Krautzberger recordou que os dados do emprego em fevereiro desiludiram, e a inflação subjacente do PCE – índice de preços das despesas de consumo privado, o indicador de preços preferido da Fed – mantém-se em torno dos 3%, “oferecendo pouco conforto, mesmo que outras medidas, como o IPC, pareçam mais benignas”.
Apesar do consenso sobre a decisão imediata da Fed, não faltarão perguntas de futuro para Powell responder na conferência de imprensa, ainda que não vá estar naquela cadeira por muito mais tempo.
“É provável que Powell seja questionado sobre as consequências do contexto geopolítico para a política monetária, os efeitos das tarifas após a decisão do Supremo sobre o diploma IEEPA [International Emergency Economic Powers Act, que reverteu as decisões de Trump sobre tarifas], a interferência política que afeta a independência da Fed, e ainda se pretende permanecer no Conselho de Governadores após o fim da sua presidência, em maio”, sublinhou o analista da Allianz GI.
Quantos cortes até final de 2026?
Para os analistas do banco de investimento neerlandês ING “as perspetivas quanto às alterações na política da Reserva Federal foram alteradas pelos acontecimentos no Médio Oriente e os mercados financeiros passaram de antecipar duas reduções de 25 pontos base nas taxas de juro este ano para, atualmente, preverem apenas uma”.
Ainda assim, o ING, tal como a maioria das casas de investimento, ainda prevê pelo menos um corte este ano, mas no segundo semestre e já no mandato de Kevin Warsh.

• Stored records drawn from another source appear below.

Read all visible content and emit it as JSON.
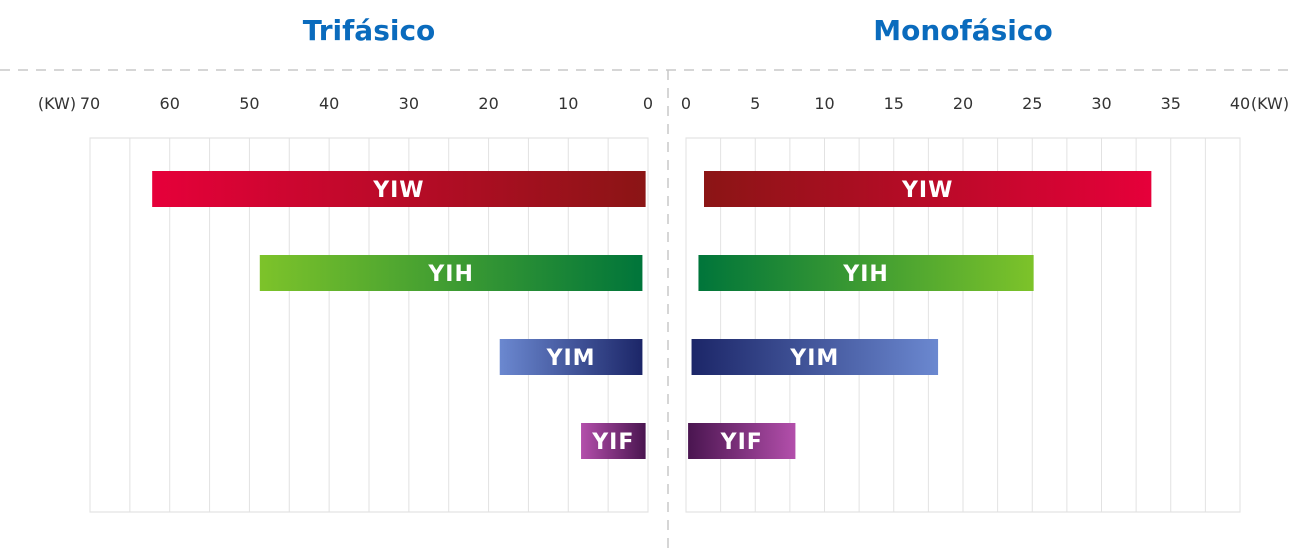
{
  "chart_data": [
    {
      "type": "range-bar",
      "title": "Trifásico",
      "unit": "(KW)",
      "categories": [
        "YIW",
        "YIH",
        "YIM",
        "YIF"
      ],
      "values": [
        [
          0.3,
          62.2
        ],
        [
          0.7,
          48.7
        ],
        [
          0.7,
          18.6
        ],
        [
          0.3,
          8.4
        ]
      ],
      "colors": [
        [
          "#8b1515",
          "#e6003a"
        ],
        [
          "#00753a",
          "#7dc32a"
        ],
        [
          "#1c2668",
          "#6b88d0"
        ],
        [
          "#4a1550",
          "#b34fab"
        ]
      ],
      "xlim": [
        70,
        0
      ],
      "xticks": [
        70,
        60,
        50,
        40,
        30,
        20,
        10,
        0
      ],
      "minor_xticks": [
        65,
        55,
        45,
        35,
        25,
        15,
        5
      ],
      "grid": true
    },
    {
      "type": "range-bar",
      "title": "Monofásico",
      "unit": "(KW)",
      "categories": [
        "YIW",
        "YIH",
        "YIM",
        "YIF"
      ],
      "values": [
        [
          1.3,
          33.6
        ],
        [
          0.9,
          25.1
        ],
        [
          0.4,
          18.2
        ],
        [
          0.15,
          7.9
        ]
      ],
      "colors": [
        [
          "#8b1515",
          "#e6003a"
        ],
        [
          "#00753a",
          "#7dc32a"
        ],
        [
          "#1c2668",
          "#6b88d0"
        ],
        [
          "#4a1550",
          "#b34fab"
        ]
      ],
      "xlim": [
        0,
        40
      ],
      "xticks": [
        0,
        5,
        10,
        15,
        20,
        25,
        30,
        35,
        40
      ],
      "minor_xticks": [
        2.5,
        7.5,
        12.5,
        17.5,
        22.5,
        27.5,
        32.5,
        37.5
      ],
      "grid": true
    }
  ]
}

Temos vindo a prever duas descidas das taxas de juro para setembro e dezembro, mas, tal como o mercado já fez, reconhecemos que existe o risco de estas serem adiadas para o próximo ano
“Temos vindo a prever duas descidas das taxas de juro para setembro e dezembro, mas, tal como o mercado já fez, reconhecemos que existe o risco de estas serem adiadas para o próximo ano“, escreveram. “Embora a Fed tenha um duplo mandato de estabilidade de preços e maximização do emprego, um banco central precisa de defender a sua credibilidade em matéria de inflação, e é difícil justificar descidas das taxas de juro quando a inflação está acima da meta e a afastar-se cada vez mais dela“.
Na sondagem da Reuters, quase 40% dos economistas apontaram para apenas uma redução das taxas de juro, ou nenhuma, este ano, o que representa quase o dobro da percentagem que prevê três ou mais reduções.
Revisão em baixa da projeção de crescimento
As projeções económicas e para as taxas de juro atualizadas pela Fed deverão refletir a incerteza, frisou Michael Krautzberger, da Allianz GI. “Esperamos que a Fed mitigue moderadamente o seu cenário ideal de dezembro, de crescimento robusto, mercados de trabalho em melhoria e inflação em queda“.
O ING também salientou o foco nas novas previsões, recordando que, em dezembro, a Fed previa uma redução das taxas em 2026, seguida de mais uma redução de 25 pontos base em 2027.
“Existe uma enorme incerteza quanto à duração e à intensidade do conflito e das perturbações, pelo que a Reserva Federal terá pouca convicção nas suas previsões”, avisaram.
“O presidente do Fed irá certamente sublinhar os desafios na definição da política nesta situação na conferência de imprensa, mas suspeitamos que irão reduzir ligeiramente as previsões de crescimento, elevar a sua previsão de inflação e, em seguida, adiar o corte de taxas de 2026 para 2027”, concluíram.